These days, it’s almost unheard of to attempt to get around in an unfamiliar place without the help of a GPS app of some kind. At their best, they’re sleek, fast, accurate, and make getting lost a thing of the past. However, they tend to be almost brutally efficient, placing a high priority on the quickest (and often least interesting) route.

That kind of brutal efficiency often means experiencing your destination of choice by way of busy streets, industrial and homogenized areas, and soulless thoroughfares. Not exactly ideal when you’re on vacation and looking to experience a place at its best.

Fortunately, a team of researchers led by Daniele Quercia at the Yahoo Labs in Barcelona are working on a solution.

gps scenic route

Using crowd sourced data from a site called UrbanGems, along with a database created with images from Google Street View and Geograph, Quercia and her team set about finding a way to use an algorithm to power navigation that’s based on the most visually pleasing and emotionally stimulating route from point A to point B, even if it’s not the fastest.
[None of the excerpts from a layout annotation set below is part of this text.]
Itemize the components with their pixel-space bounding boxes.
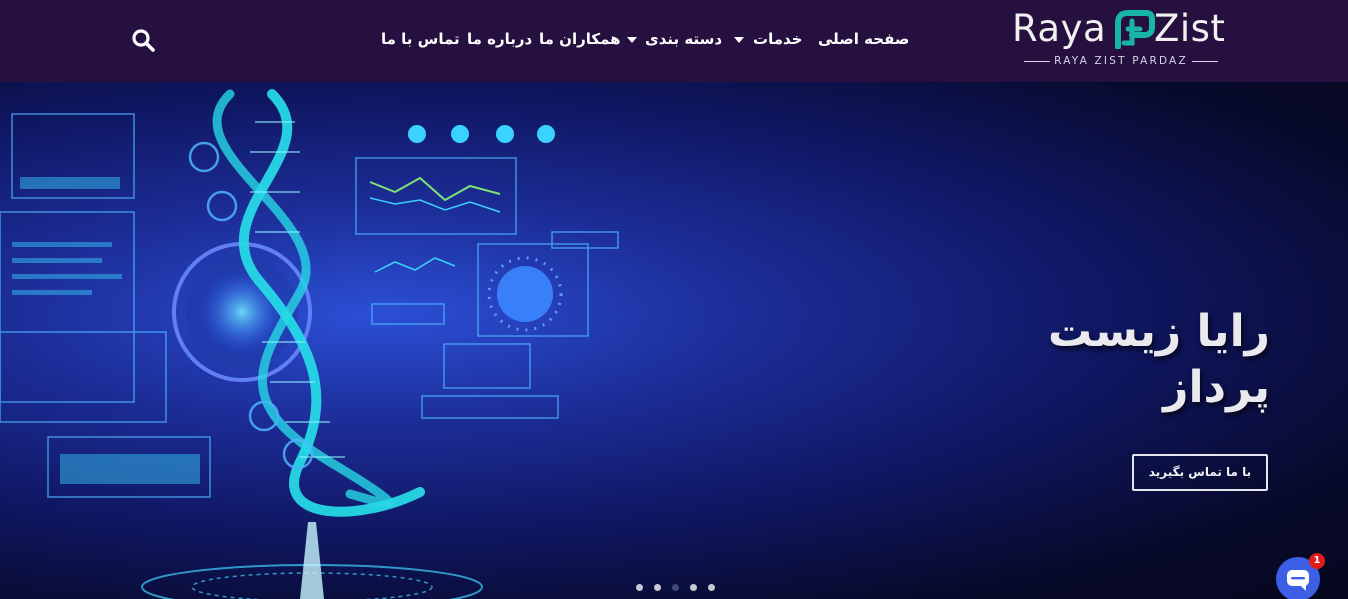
nav-item-about[interactable]: درباره ما	[467, 26, 532, 52]
search-icon[interactable]	[131, 28, 155, 52]
hero-title: رایا زیست پرداز	[1048, 306, 1270, 413]
slider-dot[interactable]	[708, 584, 715, 591]
nav-item-services[interactable]: خدمات	[753, 26, 802, 52]
nav-item-home[interactable]: صفحه اصلی	[818, 26, 909, 52]
site-header: Raya Zist RAYA ZIST PARDAZ صفحه اصلی خدم…	[0, 0, 1348, 82]
notification-badge: 1	[1309, 553, 1325, 569]
nav-item-categories[interactable]: دسته بندی	[645, 26, 722, 52]
chevron-down-icon[interactable]	[734, 37, 744, 43]
dna-illustration	[0, 89, 619, 599]
contact-us-button[interactable]: با ما تماس بگیرید	[1132, 454, 1268, 491]
slider-dot[interactable]	[654, 584, 661, 591]
logo-tagline: RAYA ZIST PARDAZ	[1010, 55, 1232, 67]
hero-slider: رایا زیست پرداز با ما تماس بگیرید	[0, 82, 1348, 599]
chevron-down-icon[interactable]	[627, 37, 637, 43]
slider-dots	[633, 584, 723, 594]
slider-dot[interactable]	[690, 584, 697, 591]
nav-item-contact[interactable]: تماس با ما	[381, 26, 460, 52]
slider-dot[interactable]	[636, 584, 643, 591]
main-nav: صفحه اصلی خدمات دسته بندی همکاران ما درب…	[0, 26, 1348, 52]
nav-item-partners[interactable]: همکاران ما	[539, 26, 621, 52]
slider-dot-active[interactable]	[672, 584, 679, 591]
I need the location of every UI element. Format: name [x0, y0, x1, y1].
With their internet-sourced info, the team traveled to London and gathered actual human beings to test the navigation methods. According to Technology Review, these subjects agreed that the algorithm’s routes were more beautiful than the shorter routes provided by standard GPS mapping software.

Encouraged by this positive result, but sensing that using crowd sourced opinions and laboriously collected images for every location in every city would be a next-to-impossible task, Quercia and her team found a way to automate the process using data and tags collected from Flickr images.

The team then took the algorithm to the streets once again, this time in Boston, using the new automated method. Once again, users tended to agree that the algorithm’s routes were more pleasant than those provided by the standard GPS.

GPS2

Though there are still obstacles to overcome (such as accounting for the impact of traffic, nightlife, and heavy crowds on an area), the proof of concept is encouraging. Soon, we could be using an app that not only helps us get where we need to go, but also helps us enjoy the journey.

What do you think–will you be among the first to download if and when we see an app like this in the App Store?